12 Strooit uw zaad in gerechtigheid uit, Oogst naar gelang van uw vroomheid, Ontgint u de akker der kennis, door Jahweh te zoeken, Tot Hij zal komen, en heil over u regent.
Saa eders Sæd i Retfærd, høst i Fromhed; bryd eder Kundskabs Nyjord og søg saa HERREN, til Retfærds Frugt bliver eder til Del.
13 Maar ge hebt boosheid geploegd, en slechtheid geoogst, En leugenvruchten gegeten: Want ge hebt op uw wagens vertrouwd, En op de drommen van uw helden.
I pløjede Gudløshed, høstede Uret, fortærede Løgnens Frugt. Fordi du slaar Lid til dine Vogne og mange Helte,
14 Krijgsgeschreeuw zal in uw steden weergalmen, Al uw vestingen worden gesloopt: Zoals Sjalman in de strijd Bet-Arbel vernielde, Waar moeder met kind werd verpletterd!
skal Kampgny staa i dine Byer og alle dine Borge. De skal ødelægges, som da Sjalman ødelagde Bet-Arbel paa Stridens Dag.
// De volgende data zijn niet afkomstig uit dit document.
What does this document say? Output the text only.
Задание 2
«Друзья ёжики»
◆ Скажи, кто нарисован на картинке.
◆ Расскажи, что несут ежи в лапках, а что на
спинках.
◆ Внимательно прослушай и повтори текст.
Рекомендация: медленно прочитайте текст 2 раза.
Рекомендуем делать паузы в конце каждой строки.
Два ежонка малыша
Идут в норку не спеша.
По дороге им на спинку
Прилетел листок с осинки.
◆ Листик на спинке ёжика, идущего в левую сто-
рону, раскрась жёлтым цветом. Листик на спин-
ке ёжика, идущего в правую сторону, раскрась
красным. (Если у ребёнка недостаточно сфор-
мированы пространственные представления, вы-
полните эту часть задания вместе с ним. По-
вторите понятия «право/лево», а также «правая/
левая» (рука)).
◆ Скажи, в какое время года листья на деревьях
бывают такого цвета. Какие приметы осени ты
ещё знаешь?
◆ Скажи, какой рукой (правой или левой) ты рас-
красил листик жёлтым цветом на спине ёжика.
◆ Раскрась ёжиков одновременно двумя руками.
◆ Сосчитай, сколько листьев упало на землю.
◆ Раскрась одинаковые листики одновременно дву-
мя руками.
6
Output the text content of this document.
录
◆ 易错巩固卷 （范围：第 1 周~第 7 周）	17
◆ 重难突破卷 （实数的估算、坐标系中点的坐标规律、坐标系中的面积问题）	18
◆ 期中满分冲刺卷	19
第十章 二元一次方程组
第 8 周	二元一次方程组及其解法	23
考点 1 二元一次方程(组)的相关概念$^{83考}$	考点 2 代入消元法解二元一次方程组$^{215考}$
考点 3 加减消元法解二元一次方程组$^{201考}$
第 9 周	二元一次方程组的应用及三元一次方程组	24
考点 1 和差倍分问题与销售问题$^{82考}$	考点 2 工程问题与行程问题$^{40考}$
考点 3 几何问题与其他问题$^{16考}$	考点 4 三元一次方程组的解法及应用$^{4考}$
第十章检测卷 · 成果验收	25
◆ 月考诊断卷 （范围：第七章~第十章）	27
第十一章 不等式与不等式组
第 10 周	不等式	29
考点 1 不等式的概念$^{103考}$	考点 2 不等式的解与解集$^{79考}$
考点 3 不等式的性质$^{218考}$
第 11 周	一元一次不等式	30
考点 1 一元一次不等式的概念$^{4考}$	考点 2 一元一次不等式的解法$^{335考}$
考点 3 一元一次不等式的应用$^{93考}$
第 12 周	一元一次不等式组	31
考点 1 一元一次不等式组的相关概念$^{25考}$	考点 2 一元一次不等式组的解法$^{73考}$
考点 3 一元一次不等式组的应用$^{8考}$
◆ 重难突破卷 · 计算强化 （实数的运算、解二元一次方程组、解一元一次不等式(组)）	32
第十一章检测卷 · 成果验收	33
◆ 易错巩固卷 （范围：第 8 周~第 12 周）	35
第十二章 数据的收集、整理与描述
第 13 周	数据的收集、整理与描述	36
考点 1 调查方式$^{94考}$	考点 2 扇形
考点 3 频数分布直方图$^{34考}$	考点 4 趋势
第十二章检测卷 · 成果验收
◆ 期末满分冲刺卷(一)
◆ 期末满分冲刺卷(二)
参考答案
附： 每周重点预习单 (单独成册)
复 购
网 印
Moder skal knuses hos Børn.
15 Huis van Israël! Zo zal Ik ook met u doen, Om uw ontzettende boosheid; In de storm gaat Efraïm te gronde, Te gronde Israëls koning!
Det voldte Betel eder. For din Ondskabs Skyld skal Israels Konge ved Morgengry gøres til intet.